Thursday, 31 October 2013

Hole - Celebrity Skin (1998)

If she feels that way about it, why doesn't she just slit her throat and shut up? That's a Cristina Monet line from her deliciously sardonic reading of Is That All There Is? Love will never shut up, and here are the reasons why I am grateful for this.

Almost as if reeling from the shock of Hollywood acceptance, the inescapable title track is like a crusade to create the ultimate rock song, and succeeds. The slick and fiery temperament quite literally flows through her veins, and should have been her biggest hit of all time. It's also over before you know it, making it marvellously addictive. It sums up someone's if not her own arrival, success and tragedy in Tinseltown, but it's far too glamorous and ferociously sardonic to be morbid. She had always been out there, now she was up there.

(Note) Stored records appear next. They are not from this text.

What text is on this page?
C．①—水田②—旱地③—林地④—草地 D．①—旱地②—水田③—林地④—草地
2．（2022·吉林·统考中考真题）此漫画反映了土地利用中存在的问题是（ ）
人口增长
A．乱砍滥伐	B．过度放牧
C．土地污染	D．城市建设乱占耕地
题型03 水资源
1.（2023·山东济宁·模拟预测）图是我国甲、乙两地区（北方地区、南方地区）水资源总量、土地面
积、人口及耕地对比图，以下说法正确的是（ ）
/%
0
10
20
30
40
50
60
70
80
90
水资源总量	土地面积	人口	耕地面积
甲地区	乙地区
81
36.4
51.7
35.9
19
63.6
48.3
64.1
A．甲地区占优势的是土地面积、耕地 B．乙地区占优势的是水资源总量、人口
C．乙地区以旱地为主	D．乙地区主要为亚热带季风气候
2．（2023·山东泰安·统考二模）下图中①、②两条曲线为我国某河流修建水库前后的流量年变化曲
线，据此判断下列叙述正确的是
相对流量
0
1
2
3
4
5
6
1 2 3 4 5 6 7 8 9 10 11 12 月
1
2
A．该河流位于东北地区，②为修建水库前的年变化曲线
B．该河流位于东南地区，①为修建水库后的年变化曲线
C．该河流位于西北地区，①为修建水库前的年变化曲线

 But Britney, I'm a little bit older than you. The dizzy delirium of the spangly Awful is deliciously sugar-coated. I do enjoy the subject matter of terminally tedious teenagers of whom she couldn't be more insanely jealous of and marvel at endlessly if she tried, like Stevie Nicks meets Queen Grimhilde. The sweet texture's still carry a powerful sting, and if it's all a bit cute, Love still sounds like a thistle is stuck in her throat. The shiny pristine surfaces do not make us lose out on Love's rotten-to-the-core core. Sweet cherry - it ripens with every listen, each section bursting out yet more juice.

 The hazy guitar bruises of Hit So Hard may be in debt to He Hit Me & It Felt Like A Kiss, but the haunting Gothic wordless middle-8 is luxurious and unnerving. Love's strange exhilaration always feeds off morbid dissections of this nature anyhow.

 In contrast to the dizzy peaks of CS and Awful, the cinematic Malibu is a song of soft regret, Baywatch fantasies and isolation. The more obsessive lyrics elsewhere dissipate into raw deflation, miserable radiance and almost unbearable pathos. Plaintive ecstasy - it all dissolves into perfection. Pacific Coast Highway was the return ticket.

 The California surf-pop sheen can only continue for so long. Not quite diving back into grunge, Reasons To Be Beautiful injects from a different needle and cleverly blurs the lines between singing of love and/or herself. Her tremendous chaos as coherence rock babble, guttural delivery and a rash of guitar blemishes every bit as aggravated as one could ask from her.

Dying. Whilst not quite a (cabbage) patch on Doll Parts, the two really shouldn't be compared. Building up until emotionally it feels like unlocking a damn for water to tumble out from.

Use Once & Destroy. The 'worst' song on here. It certainly creates a bit of a stench. The title comes from an old t-shirt Love designed herself back in the early days of the band. You can't go back now and you have to see this track through - it has stubbornly become essential. It's not as if I'd swap it for the fabulously shit Be A Man (So Impotent 12" edit) or anything.

Northern Star. For me, this was the iconic performance of Glastonbury '99. Love's panto villain act on stage, before exposing herself with such a brutal vocal was unforgettable. 

 The sublime unreason of Boys On The Radio strums and gristles across the highway-headed horizon as it unwinds into "endless Summer nights". The lyrics are so picturesque that the song positively describes itself. Music being performed, imagined, remembered, inhabited and most of all felt. The middle-8 is to die for, which aren't words I use lightly regarding Ms. Love. When the camp-fire cackling chorus crashes back in like waves, and it all just submerges gorgeously, the California coastline and sense of escapism couldn't be any more alive. 

 The sparkly Heaven Tonight, with its chugging guitar shimmers and fluttery sense of adoration for Frances, awakens a pop thirst she had always threatened to unleash before. Uh hu, uh hu.

 The only song to sound a tad dated, Playing Your Song is also the only song to flare up into the full-pelt scorn and snarling vitriol of old, only with some "are you listening Madge?" Eastern stylings). A blistering exercise in loathing, restlessness, grandeur and narcissistic tyranny. Courtney is at her freefall most. This was a teenage angst classic for me.

Petals. My goodness the strings. Such lavish attention to detail is too meticulous to ignore. Not surprisingly, it's the same guy who Madonna used on Frozen who did them. 

 Does any other rock star enchant, arouse, intrigue, disturb, disgust and perplex as much as Courtney Love? NME said it best, she would never make another record as good as this ever again. No one else will either (well, if we're talking rock here).

1 comment:

dishy said...

LOVE this album - love love love it! Thanks for reminding me how great it was! DAMN! Will have to play this weekend! THANKS DIVA!